Ha!, should have put Portland, Oregon in for the frost wedging question. I lose several ceramic flowerpots every year if I leave them out for the winter.
I am 82 years old and that Iron arch to me got they're by being next to an ocean at one time. Think could a Rhyolite volcano could have been too acidy that is why there is a lot of sand If it is you can not say the earth is as old as geologist say it is
The entire Western Inner Seaway, east of the Rocky Mountains (once volcanic island arc), laid down eroded sedimentary rocks, of which these iron-rich sediments, with constant water leaching, turned into these iron-rich layers and beddings. As the Rockies were further uplifted, and the Western Inner Seaway drained out into the Gulf of Mexico, massive miles of geology were uplifted above the surface level. Massive erosion of these sedimentary and metamorphosed rocks then started oxidizing and rusting all these iron-rich sandstone. Vertical and horizontal weaknesses created greater erosion patterns on these uplifts. Pillars, arches, hoodooes, etc. all remain standing, while softer and weaker geologies eroded away. What you see of these ancient sandstones is very ancient metamorphosed seabed sediments pushed miles up .. and now continue eroding away again into their primary quartz and quartzite sand particles, while the iron rust will oxidize down into such red iron sands that eventually decomposed into the very iron atoms, and blow like dust across the land, disappearing from the location to deposit in some other depression or crack (!).

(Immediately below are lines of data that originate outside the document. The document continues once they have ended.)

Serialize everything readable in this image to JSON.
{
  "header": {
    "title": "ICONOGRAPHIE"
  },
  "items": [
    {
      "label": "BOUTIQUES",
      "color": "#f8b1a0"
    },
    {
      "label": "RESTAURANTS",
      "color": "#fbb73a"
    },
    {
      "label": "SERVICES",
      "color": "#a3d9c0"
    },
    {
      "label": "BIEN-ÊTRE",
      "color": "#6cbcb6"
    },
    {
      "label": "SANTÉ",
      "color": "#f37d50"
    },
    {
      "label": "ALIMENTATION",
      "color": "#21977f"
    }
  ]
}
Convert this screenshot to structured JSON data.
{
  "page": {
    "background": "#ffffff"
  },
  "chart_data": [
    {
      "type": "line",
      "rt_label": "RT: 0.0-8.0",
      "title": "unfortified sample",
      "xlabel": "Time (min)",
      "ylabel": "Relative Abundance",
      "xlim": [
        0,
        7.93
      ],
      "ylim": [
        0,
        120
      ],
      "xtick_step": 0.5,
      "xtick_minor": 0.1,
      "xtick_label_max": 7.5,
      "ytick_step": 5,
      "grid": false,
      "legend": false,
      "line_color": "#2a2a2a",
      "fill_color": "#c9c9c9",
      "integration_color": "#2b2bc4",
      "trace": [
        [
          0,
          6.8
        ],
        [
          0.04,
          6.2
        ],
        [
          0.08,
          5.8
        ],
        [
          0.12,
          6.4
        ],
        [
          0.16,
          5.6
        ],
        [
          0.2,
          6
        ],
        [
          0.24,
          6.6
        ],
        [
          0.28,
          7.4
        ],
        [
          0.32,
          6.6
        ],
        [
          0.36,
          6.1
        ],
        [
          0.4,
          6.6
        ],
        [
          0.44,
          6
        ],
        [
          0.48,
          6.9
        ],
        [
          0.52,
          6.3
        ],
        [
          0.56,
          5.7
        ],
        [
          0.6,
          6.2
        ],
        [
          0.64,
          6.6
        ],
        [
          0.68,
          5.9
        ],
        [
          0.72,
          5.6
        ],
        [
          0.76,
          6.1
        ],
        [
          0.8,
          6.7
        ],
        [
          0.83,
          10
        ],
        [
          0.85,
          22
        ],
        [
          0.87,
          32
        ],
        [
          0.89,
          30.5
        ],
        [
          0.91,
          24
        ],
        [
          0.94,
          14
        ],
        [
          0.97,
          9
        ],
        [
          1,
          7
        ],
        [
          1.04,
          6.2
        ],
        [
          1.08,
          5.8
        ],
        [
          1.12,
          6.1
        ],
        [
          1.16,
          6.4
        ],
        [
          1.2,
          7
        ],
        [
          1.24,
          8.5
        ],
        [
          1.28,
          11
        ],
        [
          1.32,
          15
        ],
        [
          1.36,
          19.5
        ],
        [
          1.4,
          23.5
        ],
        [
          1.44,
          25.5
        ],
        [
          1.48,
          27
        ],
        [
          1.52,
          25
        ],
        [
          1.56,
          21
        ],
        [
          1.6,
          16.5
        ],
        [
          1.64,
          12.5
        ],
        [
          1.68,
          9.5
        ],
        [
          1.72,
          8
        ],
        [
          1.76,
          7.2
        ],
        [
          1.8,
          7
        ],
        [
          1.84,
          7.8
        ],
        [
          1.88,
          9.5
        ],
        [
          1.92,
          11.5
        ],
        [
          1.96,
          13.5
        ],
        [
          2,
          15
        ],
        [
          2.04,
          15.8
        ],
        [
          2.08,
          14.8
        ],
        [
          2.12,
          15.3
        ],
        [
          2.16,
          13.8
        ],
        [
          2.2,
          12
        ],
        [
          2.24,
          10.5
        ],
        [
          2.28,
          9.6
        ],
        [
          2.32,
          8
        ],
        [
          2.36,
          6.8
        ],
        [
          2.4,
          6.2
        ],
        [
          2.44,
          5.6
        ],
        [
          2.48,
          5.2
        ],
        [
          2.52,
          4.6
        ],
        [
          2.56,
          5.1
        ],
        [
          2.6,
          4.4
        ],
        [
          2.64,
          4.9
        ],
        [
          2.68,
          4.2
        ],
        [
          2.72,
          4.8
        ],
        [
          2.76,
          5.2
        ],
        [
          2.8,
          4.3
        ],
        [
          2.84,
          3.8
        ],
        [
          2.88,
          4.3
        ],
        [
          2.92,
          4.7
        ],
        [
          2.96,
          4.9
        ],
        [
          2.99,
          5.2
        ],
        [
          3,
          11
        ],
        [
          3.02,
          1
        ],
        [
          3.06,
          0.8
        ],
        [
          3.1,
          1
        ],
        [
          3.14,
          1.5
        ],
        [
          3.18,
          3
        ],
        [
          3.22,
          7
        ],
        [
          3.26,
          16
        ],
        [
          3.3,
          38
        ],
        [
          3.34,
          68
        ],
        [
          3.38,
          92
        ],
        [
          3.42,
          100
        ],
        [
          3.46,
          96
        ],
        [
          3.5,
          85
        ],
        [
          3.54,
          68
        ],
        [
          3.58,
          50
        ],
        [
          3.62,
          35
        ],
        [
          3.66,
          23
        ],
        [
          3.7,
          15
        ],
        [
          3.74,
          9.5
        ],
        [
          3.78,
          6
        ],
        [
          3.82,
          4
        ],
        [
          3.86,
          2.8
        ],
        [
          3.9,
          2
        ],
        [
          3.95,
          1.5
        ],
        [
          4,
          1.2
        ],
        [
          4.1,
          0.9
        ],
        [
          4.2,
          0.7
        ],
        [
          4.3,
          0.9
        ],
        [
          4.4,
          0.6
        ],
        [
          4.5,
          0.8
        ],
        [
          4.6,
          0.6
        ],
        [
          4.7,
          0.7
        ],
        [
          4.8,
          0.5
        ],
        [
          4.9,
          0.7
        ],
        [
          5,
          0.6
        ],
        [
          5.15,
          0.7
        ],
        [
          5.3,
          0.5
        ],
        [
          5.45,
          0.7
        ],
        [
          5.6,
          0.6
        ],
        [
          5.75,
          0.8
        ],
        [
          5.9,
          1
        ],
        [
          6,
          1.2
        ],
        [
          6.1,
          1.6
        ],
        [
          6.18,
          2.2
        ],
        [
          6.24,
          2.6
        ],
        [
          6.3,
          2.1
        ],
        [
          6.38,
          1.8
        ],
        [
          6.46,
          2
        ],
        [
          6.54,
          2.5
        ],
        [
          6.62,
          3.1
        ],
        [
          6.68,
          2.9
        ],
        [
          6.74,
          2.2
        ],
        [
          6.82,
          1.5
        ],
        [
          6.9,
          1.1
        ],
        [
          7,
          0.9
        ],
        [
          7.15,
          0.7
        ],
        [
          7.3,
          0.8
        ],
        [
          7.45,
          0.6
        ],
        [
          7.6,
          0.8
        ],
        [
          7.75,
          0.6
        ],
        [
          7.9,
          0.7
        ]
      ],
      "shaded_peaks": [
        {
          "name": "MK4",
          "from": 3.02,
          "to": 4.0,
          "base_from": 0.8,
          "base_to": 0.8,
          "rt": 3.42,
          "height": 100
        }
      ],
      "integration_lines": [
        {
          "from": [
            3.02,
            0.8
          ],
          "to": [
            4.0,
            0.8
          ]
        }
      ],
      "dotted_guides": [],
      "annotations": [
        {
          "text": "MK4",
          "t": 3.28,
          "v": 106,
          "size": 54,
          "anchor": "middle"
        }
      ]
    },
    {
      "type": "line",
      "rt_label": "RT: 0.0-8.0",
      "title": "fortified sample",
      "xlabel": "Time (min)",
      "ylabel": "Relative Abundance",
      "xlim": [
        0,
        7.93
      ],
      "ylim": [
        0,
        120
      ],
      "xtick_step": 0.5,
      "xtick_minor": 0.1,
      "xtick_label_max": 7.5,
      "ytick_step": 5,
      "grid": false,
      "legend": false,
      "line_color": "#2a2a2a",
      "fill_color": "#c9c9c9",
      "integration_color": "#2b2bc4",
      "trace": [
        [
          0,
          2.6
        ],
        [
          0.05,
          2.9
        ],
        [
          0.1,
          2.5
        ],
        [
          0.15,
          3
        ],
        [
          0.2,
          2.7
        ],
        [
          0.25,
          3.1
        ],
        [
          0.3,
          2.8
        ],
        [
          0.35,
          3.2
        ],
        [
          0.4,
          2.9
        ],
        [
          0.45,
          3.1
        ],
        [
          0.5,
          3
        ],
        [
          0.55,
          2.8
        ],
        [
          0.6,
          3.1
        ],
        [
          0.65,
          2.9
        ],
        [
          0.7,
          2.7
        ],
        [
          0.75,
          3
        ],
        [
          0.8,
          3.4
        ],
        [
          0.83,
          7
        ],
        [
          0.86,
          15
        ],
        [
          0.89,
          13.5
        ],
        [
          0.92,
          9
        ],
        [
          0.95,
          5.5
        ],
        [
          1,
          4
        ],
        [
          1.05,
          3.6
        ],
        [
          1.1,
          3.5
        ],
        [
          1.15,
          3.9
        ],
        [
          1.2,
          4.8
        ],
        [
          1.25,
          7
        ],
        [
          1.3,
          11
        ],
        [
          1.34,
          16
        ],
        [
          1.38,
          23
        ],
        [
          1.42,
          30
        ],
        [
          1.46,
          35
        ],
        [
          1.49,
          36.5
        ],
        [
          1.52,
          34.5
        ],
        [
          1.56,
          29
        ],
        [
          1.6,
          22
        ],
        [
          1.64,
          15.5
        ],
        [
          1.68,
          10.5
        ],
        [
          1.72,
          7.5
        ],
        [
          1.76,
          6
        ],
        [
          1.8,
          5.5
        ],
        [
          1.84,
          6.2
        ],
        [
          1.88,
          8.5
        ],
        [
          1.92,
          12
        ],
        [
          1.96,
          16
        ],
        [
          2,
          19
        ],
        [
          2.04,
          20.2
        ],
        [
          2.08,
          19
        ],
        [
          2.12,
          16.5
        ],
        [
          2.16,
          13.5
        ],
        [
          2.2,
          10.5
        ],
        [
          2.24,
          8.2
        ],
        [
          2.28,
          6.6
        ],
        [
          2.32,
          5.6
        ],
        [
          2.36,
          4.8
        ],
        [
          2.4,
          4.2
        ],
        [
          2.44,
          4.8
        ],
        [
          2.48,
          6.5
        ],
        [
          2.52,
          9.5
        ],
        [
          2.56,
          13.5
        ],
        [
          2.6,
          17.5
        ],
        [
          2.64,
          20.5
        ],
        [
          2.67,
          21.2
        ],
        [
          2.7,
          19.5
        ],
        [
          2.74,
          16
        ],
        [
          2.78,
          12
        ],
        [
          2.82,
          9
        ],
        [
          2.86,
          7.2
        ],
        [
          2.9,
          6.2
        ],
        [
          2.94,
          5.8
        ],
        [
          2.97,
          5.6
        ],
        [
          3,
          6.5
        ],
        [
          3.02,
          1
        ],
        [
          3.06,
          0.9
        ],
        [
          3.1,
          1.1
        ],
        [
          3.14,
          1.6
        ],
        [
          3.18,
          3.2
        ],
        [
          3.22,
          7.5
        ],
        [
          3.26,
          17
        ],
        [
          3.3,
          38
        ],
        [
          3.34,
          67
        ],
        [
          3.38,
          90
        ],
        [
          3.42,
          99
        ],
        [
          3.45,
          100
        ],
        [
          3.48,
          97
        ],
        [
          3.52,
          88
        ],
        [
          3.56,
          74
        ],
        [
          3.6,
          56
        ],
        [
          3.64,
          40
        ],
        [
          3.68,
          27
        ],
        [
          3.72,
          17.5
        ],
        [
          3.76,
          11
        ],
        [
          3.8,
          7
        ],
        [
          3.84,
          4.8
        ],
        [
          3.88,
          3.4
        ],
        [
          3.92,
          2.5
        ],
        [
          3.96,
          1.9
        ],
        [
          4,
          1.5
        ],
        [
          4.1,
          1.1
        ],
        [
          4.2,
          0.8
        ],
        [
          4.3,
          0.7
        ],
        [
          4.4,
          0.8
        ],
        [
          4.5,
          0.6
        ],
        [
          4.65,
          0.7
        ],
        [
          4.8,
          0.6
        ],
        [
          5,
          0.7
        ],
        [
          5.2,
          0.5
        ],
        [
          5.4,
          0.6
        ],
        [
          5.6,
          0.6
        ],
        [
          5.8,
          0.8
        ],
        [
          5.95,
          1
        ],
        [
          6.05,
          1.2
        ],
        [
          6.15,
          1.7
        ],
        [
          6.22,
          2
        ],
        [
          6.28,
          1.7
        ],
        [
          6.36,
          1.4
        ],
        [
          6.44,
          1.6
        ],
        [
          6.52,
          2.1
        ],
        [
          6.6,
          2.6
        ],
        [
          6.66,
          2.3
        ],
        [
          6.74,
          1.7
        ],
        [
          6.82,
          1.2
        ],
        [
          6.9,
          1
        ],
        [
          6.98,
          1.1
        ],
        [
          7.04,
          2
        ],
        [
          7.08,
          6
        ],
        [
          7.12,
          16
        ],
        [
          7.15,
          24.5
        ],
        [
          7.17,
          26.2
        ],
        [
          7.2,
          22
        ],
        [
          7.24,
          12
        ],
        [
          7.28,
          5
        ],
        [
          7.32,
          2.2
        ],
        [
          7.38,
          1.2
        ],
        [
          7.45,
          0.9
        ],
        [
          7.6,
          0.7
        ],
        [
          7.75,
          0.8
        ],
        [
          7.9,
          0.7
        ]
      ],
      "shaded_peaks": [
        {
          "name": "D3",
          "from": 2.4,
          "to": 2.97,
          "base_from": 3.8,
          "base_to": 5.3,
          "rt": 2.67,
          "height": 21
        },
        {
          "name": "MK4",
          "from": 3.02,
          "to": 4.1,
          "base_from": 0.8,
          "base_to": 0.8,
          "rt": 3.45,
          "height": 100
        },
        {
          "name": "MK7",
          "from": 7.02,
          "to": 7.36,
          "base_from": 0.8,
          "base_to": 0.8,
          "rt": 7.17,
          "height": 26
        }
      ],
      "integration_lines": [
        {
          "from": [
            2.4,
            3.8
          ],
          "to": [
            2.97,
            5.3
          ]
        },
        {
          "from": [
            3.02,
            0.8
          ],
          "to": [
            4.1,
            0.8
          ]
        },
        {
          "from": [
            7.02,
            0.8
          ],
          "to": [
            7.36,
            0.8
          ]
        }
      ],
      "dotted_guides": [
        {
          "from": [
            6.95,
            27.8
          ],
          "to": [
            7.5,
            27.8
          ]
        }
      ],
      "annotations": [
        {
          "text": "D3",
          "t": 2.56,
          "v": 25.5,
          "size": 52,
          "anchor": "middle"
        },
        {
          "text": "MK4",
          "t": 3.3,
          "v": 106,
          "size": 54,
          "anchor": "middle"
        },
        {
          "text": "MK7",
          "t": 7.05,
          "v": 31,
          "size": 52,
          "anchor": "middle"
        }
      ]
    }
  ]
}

@@jeffbybee5207 If I did go, knowing what I know of the ancientness of the whole geology of that region, I could sit there all day looking and contemplating in 1 direction of the backstory, then turn in another direction and have a further chapter(s) in the backstory, ... until I was fully 360 spun and looked about, and have a massive knowledge of the whole area.
I can't understand your comment, but the Earth is absolutely as old as geologists say. There are multiple different lines of reasoning that all point to the same age.
@@beeble2003 Not sure what you have difficulty about. Laramidia was a W to E aligned volcanic arc island, that got spun clockwise with the Farallon plate subducting under it. It now faces N to S. The American trench is a known sedimentary and metamorphic geology, that took 251+ MYA to sediment up. The up thrust of this trench pushing the entire ancient trench miles skywards, then eroding gives us all of these features. Go to some of the latest YT Myron Cook geology vids of Utah and Wyoming and he shows some of this ... which lead to an email to him (and his astonishment at my understanding of this whole process in greater complexity - being a lay geologist). The Western Inner Seaway sedimented 1/4 inch per 1,000 years. The known geological strata still have 3,000 feet of sedimentary and metamorphosed rock in Utah and the eastern Rockies slopes. The Seaway was 2,000 - 3,000 feet in depth with 1+ mile of seabed accumulating in the period of 250 MYA. The calculations show that the once massive and deep American trench was between Laramidia and Appalachia subcontinents. Part of this discovery deals with YT Dutch Sinse and his earthquake statements showing the North American craton, and his western edge of the craton is this exact remains of the American trench weakened geology.